Les lavoirs de Montviette


A l’évocation du mot lavoir, la première image qui vient à l’esprit est celle d’un point d’eau où les femmes se retrouvaient pour rincer le linge. Si elle n’est pas fausse, cette idée est cependant incomplète. En effet, il y avait à Montviette et probablement sur tout le Pays d’Auge, autant de lavoirs que de fermes.

La lessive à la maison

Les jours de grande lessive

Le lavoir ne désigne pas l’endroit où on lave mais où on rince le linge. La lessive est une tâche réservée à la femme. 'Tous les 15 jours, le linge était lavé au baquet et séché mais pas bouilli.' La coutume était de faire la 'buée' (grande lessive) deux fois par an. Les cendres de frêne et de pommier étaient soigneusement gardées. L’eau de pluie remplissait les seaux. Le linge était disposé dans le grand cuvier en bois placé sur un trépied sur le feu. Puis recouvert du 'charrier', une grosse toile, et d’un seau de cendre. L’eau chaude versée avec un 'pucheux' s’infiltrait entre les couches de linge et s’écoulait par un robinet. L’eau recueillie était remise à chauffer et reversée sur la cendre. Le linge sorti de la cuve était mis sur des brouettes et descendu au lavoir. 'Là, les langues et les battoirs allaient bon train.'

Le lavoir couvert

Les différents types de lavoirs

Il existe deux types de lavoirs : couvert et 'à tout vent'. Les matériaux et l’emplacement sont très divers. Le lavoir pouvait être : maçonné en briques, en planches, ou un simple glacis. Il était parfois couvert en ardoises, en bois. Tous les lavoirs n’étaient pas cimentés, parfois c’était une simple planche au-dessus de l’eau, d’autres n’avaient qu’un sol en terre battue. Mais 'il fallait un lavoir propre', 'on redonnait souvent un coup de brosse.' Ainsi ce lavoir couvert en ardoise, fermé des trois cotés avec une petite porte, permettait d’être à l’abri. L’emplacement du lavoir varie : au-dessus du ruisseau, dans le bas de la cour, au-dessus de l’étang, de la mare. Dans ce cas, il est protégé par des piquets et une grande perche pour que les bêtes n’aillent pas 'barouiller' l’eau.

Le lavoir communal

Un lavoir à visiter

‘Chaque ferme avait son lavoir’ mais il existait aussi des lavoirs publics. A Montviette, le lavoir communal, alimenté par la source Catherine, permettait aux femmes qui manquaient d’eau sur le plateau l’été, de venir rincer le linge de la maisonnée. C’était aussi une réserve d’eau potable. Sous la sortie de la source une grande cuve en fonte, probablement un ancien fourneau à lessive, servait de réserve d’eau où chacun pouvait venir puiser. Il a été restauré pour devenir une station du parcours balisé ‘D’arbre en arbres’. On y raconte les coutumes liées aux grandes lessives de l’année et les précautions à prendre ces jours-là. ‘Ainsi, les jours de grande lessive, on n’arrose pas le jardin...’

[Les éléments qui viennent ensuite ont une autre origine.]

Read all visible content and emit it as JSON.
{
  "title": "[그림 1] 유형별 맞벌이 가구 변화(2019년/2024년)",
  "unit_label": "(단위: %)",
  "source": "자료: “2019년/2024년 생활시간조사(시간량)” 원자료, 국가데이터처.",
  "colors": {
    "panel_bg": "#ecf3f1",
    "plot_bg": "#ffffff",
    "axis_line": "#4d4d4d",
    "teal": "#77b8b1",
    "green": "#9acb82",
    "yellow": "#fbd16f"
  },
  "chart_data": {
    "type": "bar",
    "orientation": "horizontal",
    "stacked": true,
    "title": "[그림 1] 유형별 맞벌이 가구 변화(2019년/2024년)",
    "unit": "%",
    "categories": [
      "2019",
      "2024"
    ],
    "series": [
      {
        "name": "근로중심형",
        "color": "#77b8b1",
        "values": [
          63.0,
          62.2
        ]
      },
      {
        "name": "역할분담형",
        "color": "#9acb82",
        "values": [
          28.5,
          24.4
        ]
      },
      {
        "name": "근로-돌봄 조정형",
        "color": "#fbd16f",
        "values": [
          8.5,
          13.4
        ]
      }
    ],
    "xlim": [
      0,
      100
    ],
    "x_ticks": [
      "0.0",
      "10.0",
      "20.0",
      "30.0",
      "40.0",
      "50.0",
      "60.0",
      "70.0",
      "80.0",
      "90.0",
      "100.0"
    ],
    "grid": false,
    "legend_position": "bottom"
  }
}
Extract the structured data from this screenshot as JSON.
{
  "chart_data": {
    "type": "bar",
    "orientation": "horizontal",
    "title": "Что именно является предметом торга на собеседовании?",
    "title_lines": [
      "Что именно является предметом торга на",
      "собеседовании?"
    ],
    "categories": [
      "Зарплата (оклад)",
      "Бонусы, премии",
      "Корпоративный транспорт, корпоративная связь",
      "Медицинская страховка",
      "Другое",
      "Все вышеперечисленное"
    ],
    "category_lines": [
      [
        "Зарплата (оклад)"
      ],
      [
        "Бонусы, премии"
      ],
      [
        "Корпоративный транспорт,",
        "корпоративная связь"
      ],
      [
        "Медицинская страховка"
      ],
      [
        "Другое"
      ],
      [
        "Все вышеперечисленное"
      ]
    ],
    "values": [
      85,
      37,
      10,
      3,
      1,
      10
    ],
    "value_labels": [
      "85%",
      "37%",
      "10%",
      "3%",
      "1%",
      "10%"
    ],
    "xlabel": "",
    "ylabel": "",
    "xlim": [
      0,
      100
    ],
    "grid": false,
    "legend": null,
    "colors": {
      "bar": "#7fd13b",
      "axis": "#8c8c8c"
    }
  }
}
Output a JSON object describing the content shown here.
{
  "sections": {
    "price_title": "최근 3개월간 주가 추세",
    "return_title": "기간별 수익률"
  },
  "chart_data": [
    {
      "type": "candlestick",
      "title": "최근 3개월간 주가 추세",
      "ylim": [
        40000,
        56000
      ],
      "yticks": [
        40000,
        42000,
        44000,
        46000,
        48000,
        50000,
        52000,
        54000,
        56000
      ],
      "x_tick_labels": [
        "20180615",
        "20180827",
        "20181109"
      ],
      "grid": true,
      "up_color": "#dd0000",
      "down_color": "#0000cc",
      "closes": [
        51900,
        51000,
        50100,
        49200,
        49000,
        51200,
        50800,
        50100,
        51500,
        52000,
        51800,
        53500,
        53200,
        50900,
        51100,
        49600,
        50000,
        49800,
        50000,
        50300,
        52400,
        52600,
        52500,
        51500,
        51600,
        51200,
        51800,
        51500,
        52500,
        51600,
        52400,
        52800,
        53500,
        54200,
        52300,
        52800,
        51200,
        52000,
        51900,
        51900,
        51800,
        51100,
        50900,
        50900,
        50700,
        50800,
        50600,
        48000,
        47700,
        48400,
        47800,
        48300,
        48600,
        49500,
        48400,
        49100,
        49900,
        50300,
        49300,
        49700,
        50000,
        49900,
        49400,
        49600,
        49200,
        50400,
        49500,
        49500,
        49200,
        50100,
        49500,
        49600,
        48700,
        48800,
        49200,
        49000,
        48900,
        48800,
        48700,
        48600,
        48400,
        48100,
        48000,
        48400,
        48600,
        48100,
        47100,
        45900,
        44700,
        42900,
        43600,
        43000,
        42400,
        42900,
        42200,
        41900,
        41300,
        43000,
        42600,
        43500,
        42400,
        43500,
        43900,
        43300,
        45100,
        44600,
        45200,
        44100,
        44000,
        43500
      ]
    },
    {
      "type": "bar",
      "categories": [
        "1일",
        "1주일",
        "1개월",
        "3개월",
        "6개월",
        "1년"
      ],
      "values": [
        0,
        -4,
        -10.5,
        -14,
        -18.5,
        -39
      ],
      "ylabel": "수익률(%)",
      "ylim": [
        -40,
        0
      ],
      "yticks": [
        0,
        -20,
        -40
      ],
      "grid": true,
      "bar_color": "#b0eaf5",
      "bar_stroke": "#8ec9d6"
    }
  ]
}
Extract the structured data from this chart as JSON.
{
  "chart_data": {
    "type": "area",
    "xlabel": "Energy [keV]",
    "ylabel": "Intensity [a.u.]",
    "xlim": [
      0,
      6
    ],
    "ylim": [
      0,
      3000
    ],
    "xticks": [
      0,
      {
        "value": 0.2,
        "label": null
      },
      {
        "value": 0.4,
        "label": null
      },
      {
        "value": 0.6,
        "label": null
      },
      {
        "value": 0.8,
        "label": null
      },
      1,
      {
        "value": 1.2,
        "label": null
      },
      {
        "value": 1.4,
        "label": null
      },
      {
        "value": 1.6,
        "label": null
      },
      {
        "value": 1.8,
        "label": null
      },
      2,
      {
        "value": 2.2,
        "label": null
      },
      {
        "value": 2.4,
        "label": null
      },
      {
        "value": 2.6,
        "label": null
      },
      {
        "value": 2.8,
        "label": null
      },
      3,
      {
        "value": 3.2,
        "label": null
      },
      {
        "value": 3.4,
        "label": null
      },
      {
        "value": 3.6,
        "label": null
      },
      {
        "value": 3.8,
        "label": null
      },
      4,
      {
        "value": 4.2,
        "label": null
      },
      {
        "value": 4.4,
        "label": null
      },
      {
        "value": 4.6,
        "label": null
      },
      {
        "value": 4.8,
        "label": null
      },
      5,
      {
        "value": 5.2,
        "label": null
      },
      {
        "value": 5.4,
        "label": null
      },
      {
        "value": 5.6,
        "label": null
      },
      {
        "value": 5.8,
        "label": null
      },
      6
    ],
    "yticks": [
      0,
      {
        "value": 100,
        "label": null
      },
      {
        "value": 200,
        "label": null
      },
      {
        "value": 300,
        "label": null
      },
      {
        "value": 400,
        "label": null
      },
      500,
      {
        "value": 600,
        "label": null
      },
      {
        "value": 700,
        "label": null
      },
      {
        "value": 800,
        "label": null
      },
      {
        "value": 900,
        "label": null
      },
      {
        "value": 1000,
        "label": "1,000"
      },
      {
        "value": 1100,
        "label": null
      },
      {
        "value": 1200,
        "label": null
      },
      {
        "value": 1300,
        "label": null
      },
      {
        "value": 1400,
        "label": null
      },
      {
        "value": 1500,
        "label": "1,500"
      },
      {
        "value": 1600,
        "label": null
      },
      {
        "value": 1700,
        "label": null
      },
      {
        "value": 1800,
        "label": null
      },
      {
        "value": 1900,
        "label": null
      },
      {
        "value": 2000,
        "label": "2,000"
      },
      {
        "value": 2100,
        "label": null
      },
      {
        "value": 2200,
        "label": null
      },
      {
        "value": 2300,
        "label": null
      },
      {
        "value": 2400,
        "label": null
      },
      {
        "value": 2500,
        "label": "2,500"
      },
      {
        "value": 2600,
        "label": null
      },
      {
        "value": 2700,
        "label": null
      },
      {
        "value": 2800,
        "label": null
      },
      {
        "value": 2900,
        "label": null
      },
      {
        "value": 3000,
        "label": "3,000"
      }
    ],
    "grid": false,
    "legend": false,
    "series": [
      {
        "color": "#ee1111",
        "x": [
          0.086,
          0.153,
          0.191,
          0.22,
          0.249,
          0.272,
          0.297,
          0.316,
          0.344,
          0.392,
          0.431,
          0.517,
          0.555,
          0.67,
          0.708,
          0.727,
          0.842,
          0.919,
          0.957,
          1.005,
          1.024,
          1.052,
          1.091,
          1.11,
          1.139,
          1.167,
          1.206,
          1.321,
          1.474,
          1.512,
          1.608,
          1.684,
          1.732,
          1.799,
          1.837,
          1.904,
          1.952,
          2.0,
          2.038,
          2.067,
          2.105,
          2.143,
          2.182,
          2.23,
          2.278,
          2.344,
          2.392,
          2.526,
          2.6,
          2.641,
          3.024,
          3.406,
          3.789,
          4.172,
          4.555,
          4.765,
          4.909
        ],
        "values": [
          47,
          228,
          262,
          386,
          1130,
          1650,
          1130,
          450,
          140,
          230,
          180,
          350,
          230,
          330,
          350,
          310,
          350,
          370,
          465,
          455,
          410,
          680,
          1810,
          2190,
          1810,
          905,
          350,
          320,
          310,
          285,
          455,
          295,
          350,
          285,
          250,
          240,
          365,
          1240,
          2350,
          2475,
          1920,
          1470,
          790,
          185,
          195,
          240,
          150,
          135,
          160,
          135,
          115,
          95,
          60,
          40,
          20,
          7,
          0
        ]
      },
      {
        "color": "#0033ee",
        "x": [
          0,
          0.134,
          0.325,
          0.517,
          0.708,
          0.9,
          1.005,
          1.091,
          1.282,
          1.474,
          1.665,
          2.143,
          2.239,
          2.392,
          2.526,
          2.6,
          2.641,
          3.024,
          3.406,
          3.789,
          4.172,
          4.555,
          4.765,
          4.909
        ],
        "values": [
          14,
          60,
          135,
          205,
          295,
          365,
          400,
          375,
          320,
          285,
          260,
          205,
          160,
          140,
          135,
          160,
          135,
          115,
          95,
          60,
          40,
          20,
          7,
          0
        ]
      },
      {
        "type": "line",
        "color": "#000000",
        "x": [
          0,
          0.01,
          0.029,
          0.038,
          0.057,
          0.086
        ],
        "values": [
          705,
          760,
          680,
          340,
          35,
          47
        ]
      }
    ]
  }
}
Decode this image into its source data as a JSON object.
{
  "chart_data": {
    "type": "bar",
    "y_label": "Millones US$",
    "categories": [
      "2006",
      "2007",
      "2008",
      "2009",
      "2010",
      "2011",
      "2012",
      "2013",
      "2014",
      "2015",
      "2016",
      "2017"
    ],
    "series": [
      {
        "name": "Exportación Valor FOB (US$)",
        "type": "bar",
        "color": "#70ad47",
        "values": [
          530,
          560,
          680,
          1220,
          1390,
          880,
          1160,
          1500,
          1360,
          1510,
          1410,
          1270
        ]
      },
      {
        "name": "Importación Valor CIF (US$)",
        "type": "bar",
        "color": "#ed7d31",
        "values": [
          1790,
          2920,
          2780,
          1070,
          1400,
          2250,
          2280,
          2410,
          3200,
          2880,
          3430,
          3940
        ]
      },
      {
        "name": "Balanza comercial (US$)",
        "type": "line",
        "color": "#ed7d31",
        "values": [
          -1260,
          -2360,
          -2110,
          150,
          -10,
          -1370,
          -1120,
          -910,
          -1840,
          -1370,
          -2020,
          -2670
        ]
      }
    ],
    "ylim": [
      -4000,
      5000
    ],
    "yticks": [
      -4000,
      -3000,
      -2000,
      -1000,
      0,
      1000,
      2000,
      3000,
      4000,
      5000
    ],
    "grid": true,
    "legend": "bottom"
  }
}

Lieu de rencontre des femmes

Les autres usages des lavoirs

Le lavoir n’était pas un domaine réservé aux femmes. On venait y puiser l’eau au bidon pour laver le beurre. ‘Pour rincer il faut que l’eau soit claire.’ Les hommes enlevaient la ‘canie’ avec un croc ou un râteau. Ils venaient aussi au lavoir pour y laver les toiles à marc, les pelles, les outils, les brosses. Le matériel de la laiterie, ce sont les femmes qui s’en occupaient. L’aubépine plantée en haie autour du lavoir, on y mettait à sécher les linges du nouveau-né afin de lui assurer la protection de la Vierge.